About Ifeanyi Festus Ezeli
Ifeanyi Festus Ezeli-Ndulue (born October 21, 1989) is a Nigerian professional basketball player who currently plays for the Golden State Warriors of the National Basketball Association (NBA). He was selected by the Golden State Warriors as the 30th pick in the 1st round of the 2012 NBA draft.
Life in Nigeria
One of five children, Ezeli remembered in a 2011 interview with Andy Katz of ESPN.com, “My parents told me I was an unusual child. My first name is Ifeanyi, and that means ‘nothing is impossible with God’. That sets the tone for my journey while I’m alive.” He concentrated on academics, graduating from high school while still age 14, and aspiring to become a physician. To further his career goals, his parents sent him in 2004 to live with his uncle, a pediatrician in Yuba City, California.
Life in America
Shortly after Ezeli arrived in Yuba City, his uncle encouraged him to take up what seemed to be the most appropriate sport for a 6’8″ (2.03 m) teenager—basketball. This proved much more difficult for him than academics; although he had played soccer as a child, he had never played any organized sports. He took a year of classes at Jesuit High School in Sacramento, but did not play basketball; different sources report that he was either ineligible to play because he had graduated from high school in Nigeria or cut during tryouts. The start of his organized basketball career, with a low-level AAU team, was especially inauspicious; his first points were scored in his own team’s basket. Recalling that incident, he said, “Everybody was running up the court, and I was just running with them. It’s kind of surreal. Sometimes I think about it now and I’m like, Damn. How did I get here?”

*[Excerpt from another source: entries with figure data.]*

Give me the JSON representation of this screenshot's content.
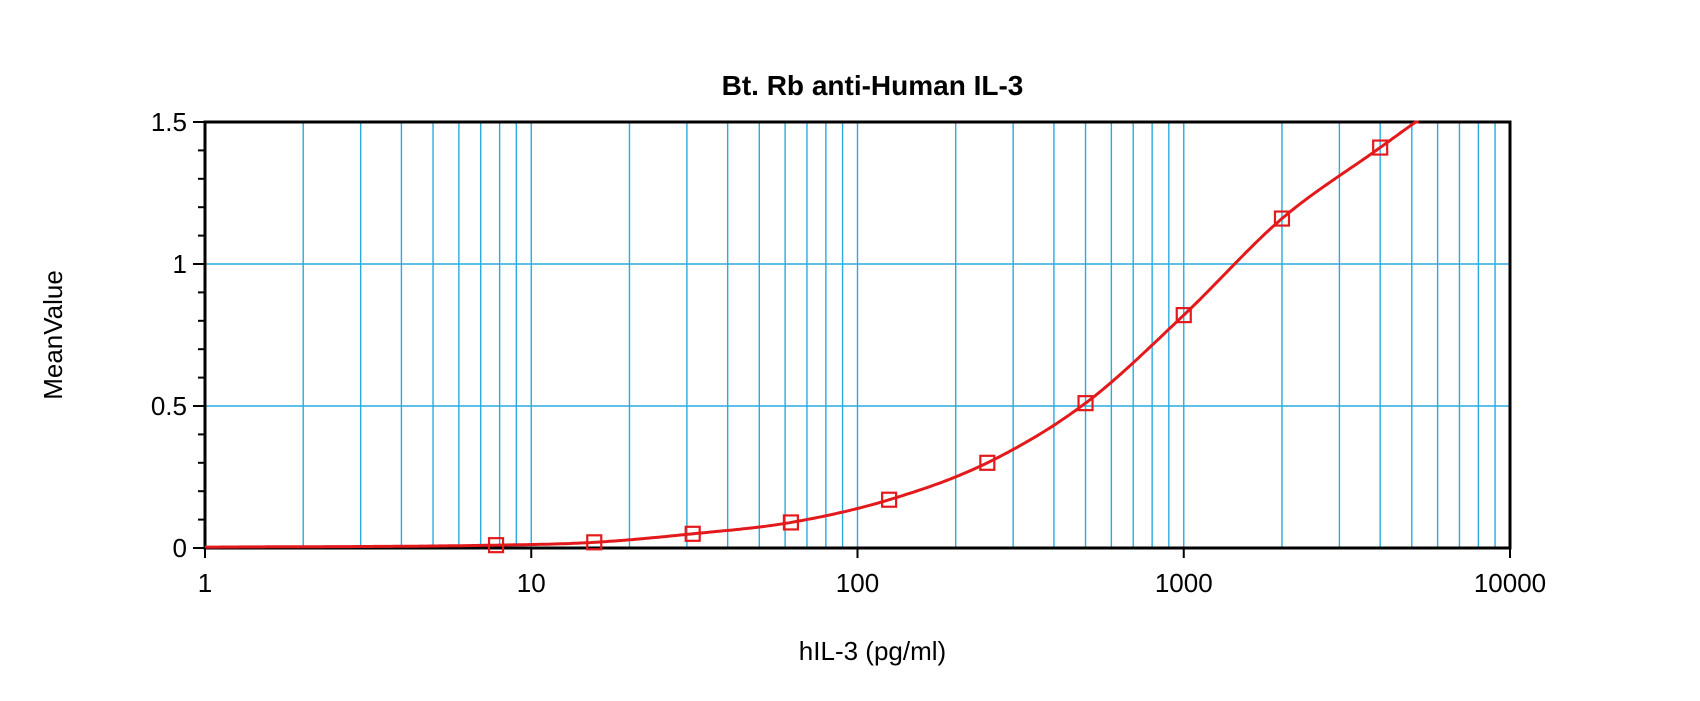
{
  "chart_data": {
    "type": "scatter",
    "title": "Bt. Rb anti-Human IL-3",
    "xlabel": "hIL-3 (pg/ml)",
    "ylabel": "MeanValue",
    "x_scale": "log",
    "xlim": [
      1,
      10000
    ],
    "ylim": [
      0,
      1.5
    ],
    "x_ticks": [
      "1",
      "10",
      "100",
      "1000",
      "10000"
    ],
    "y_ticks": [
      "0",
      "0.5",
      "1",
      "1.5"
    ],
    "grid": true,
    "colors": {
      "grid": "#29abe2",
      "series": "#e31a1c",
      "axis": "#000000"
    },
    "series": [
      {
        "x": [
          7.8,
          15.6,
          31.25,
          62.5,
          125,
          250,
          500,
          1000,
          2000,
          4000
        ],
        "y": [
          0.01,
          0.02,
          0.05,
          0.09,
          0.17,
          0.3,
          0.51,
          0.82,
          1.16,
          1.41
        ],
        "marker": "square",
        "fit_curve": true
      }
    ]
  }
}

Also in the Katz interview, Ezeli remarked on his struggles to learn the game:
“I didn’t know what I was doing. Imagine someone who is 14 or 15 years old, and you’re teaching them as if they’re a 6-year-old. It was tough. Everyone was getting frustrated with me. I was getting frustrated with it. I tried playing in 2005. I stopped. I tried again in 2006. And when I had my first dunk in a summer league game in Las Vegas in 2006, that’s when I was so excited. It was so exhilarating that I started to like it.”
At age 16, Ezeli joined a second AAU team and also enrolled part-time at Yuba Community College. By not attending full-time, he retained a full four years of college eligibility and was still able to practice with the team; he also served as the team’s videographer. Although still learning the most basic of basketball skills, he made his high-level competitive debut on the AAU circuit in the summer of 2007. By then, he had reached 6’11” (2.11 m), and averaged 10 points, 11 rebounds, and 3 blocks per game, earning an invitation to the Reebok All-American Camp in July 2007.